By adopting open source methodologies, Tokopedia was able to successfully unify their DevOps, security engineers and leaders to focus on building different feature sets and pushing out platform-level code simultaneously.
Smash ‘silos’ to overcome organisational challenges
Arguably, organisational silos remain a top challenge that prevents teams from achieving greater collaboration, and companies from bringing their developers into the fold.
Recent report found that over 90% of executives and employees attributed bad team performances and failures to a lack of collaboration or bad communication, an issue that is exacerbated by silos.
Collaboration is second nature to modern day developers. By adopting open source methodologies, developers share and build upon the best ideas, improving what has already been created, and focusing on key challenges to launch new projects, faster.
Additionally, developers appreciate working with the wider community to problem-solve issues, bounce ideas off or share resources, to drive innovation at scale.

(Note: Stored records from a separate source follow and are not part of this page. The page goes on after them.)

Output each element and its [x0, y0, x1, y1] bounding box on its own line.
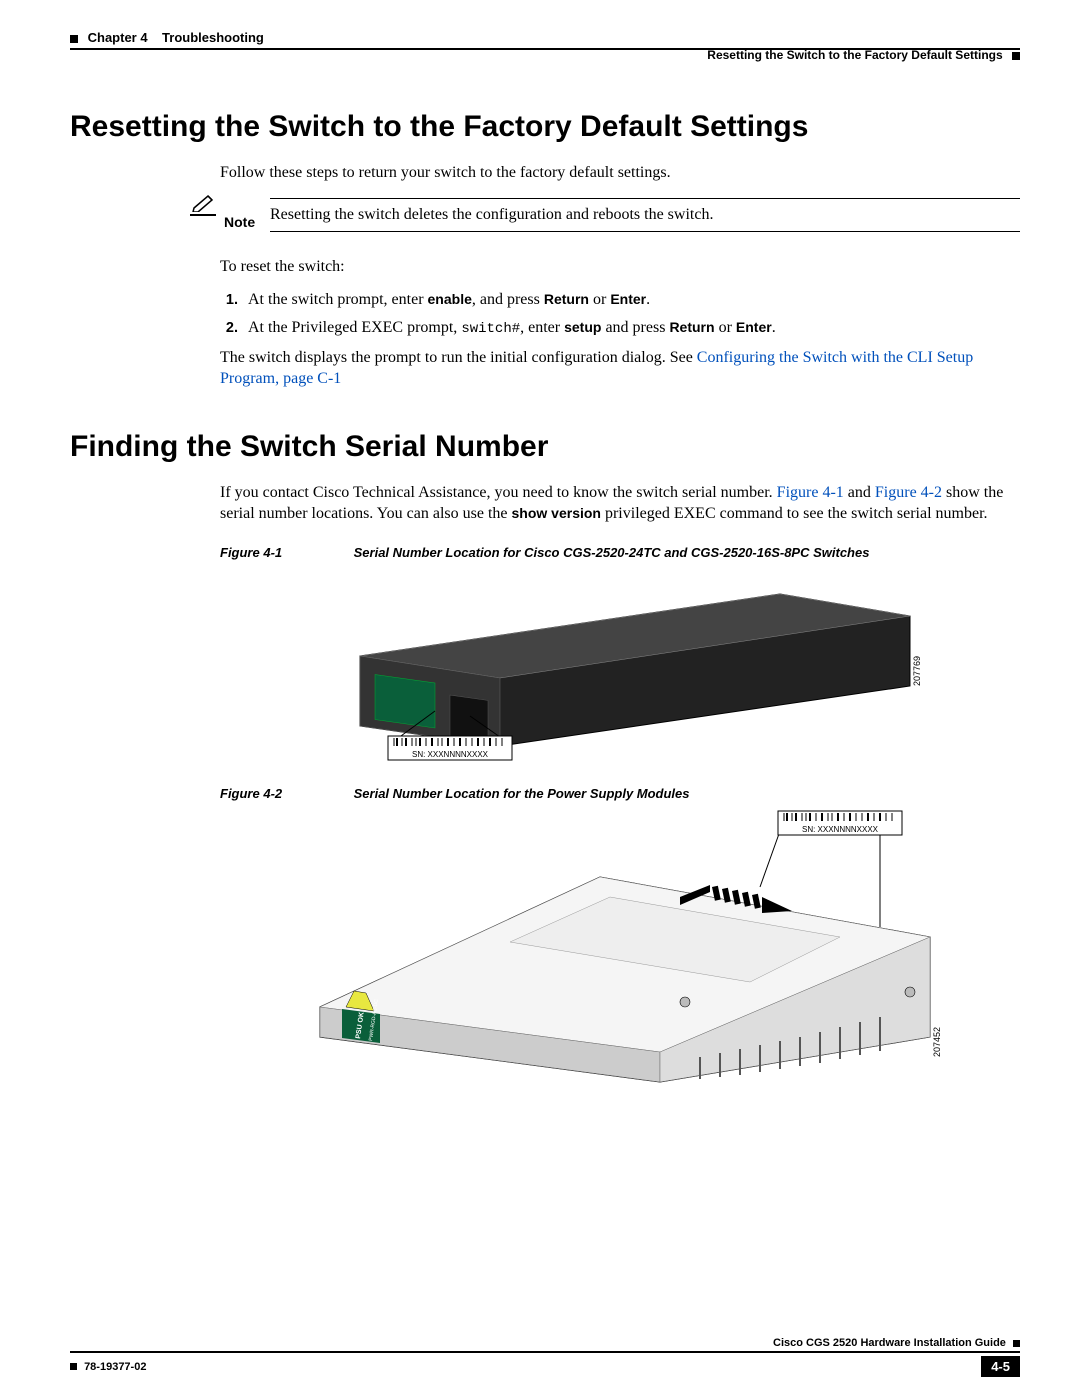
- page-header: Chapter 4 Troubleshooting Resetting the …: [70, 30, 1020, 50]
- fig1-caption-text: Serial Number Location for Cisco CGS-252…: [354, 545, 870, 560]
- step1-or: or: [589, 291, 610, 308]
- step2-mid2: and press: [601, 319, 669, 336]
- step2-pre: At the Privileged EXEC prompt,: [248, 319, 461, 336]
- section-heading-serial: Finding the Switch Serial Number: [70, 430, 1020, 464]
- figure-4-2-caption: Figure 4-2 Serial Number Location for th…: [220, 786, 1020, 801]
- header-section-title: Resetting the Switch to the Factory Defa…: [707, 48, 1002, 62]
- section-heading-reset: Resetting the Switch to the Factory Defa…: [70, 110, 1020, 144]
- fig2-sn-text: SN: XXXNNNNXXXX: [802, 825, 879, 834]
- footer-bullet-icon: [1013, 1340, 1020, 1347]
- pencil-note-icon: [190, 194, 216, 216]
- fig1-sn-text: SN: XXXNNNNXXXX: [412, 750, 489, 759]
- p1-end: privileged EXEC command to see the switc…: [601, 505, 988, 522]
- step1-return: Return: [544, 291, 589, 307]
- page-number: 4-5: [981, 1356, 1020, 1377]
- header-bullet-icon: [1012, 52, 1020, 60]
- header-bullet-icon: [70, 35, 78, 43]
- serial-intro: If you contact Cisco Technical Assistanc…: [220, 482, 1020, 525]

Maximise efficiency with innersourcing
Forward looking businesses have realised that the same working methodologies that drive open source innovation, can also drive business success. This is enabled and enhanced by adopting the principles of open source within the company firewalls - a practice called innersourcing.
In layman’s terms, adopting innersourcing is like starting an open source community within the company.
Innersourcing enables better collaboration by promoting a culture of openness, and by increasing clarity and trust between developers, engineers and leaders. It allows teams to easily find and reuse code, reducing the waste of resources and duplication of effort across the company.
It fosters a culture that supports communication between areas that would typically operate in silos, encouraging collaboration to drive efficiency, as well as faster innovation.
‘Business brains’ should look to adopt the practices inspired by this modern approach to software development, not just within the IT function across the board.
In the same way that developers regularly assess processes to find out what is holding them back (whether it’s inefficiencies or lack of transparency), business leaders should look to do the same and encourage this culture of collaboration and growth.
Companies can start by introducing pilot projects to experiment with more open processes before adopting innersourcing throughout the wider business. ith that, leaders will be able to document best practices that are suitable for their business operations and showcase the small successes to convince the buy-in from their developers, engineers and stakeholders.
As software development continues to drive business innovation, business and IT department leaders must set up their employees for success with the right mix of business brains and IT intelligence to overcome organisational barriers, and drive innovation.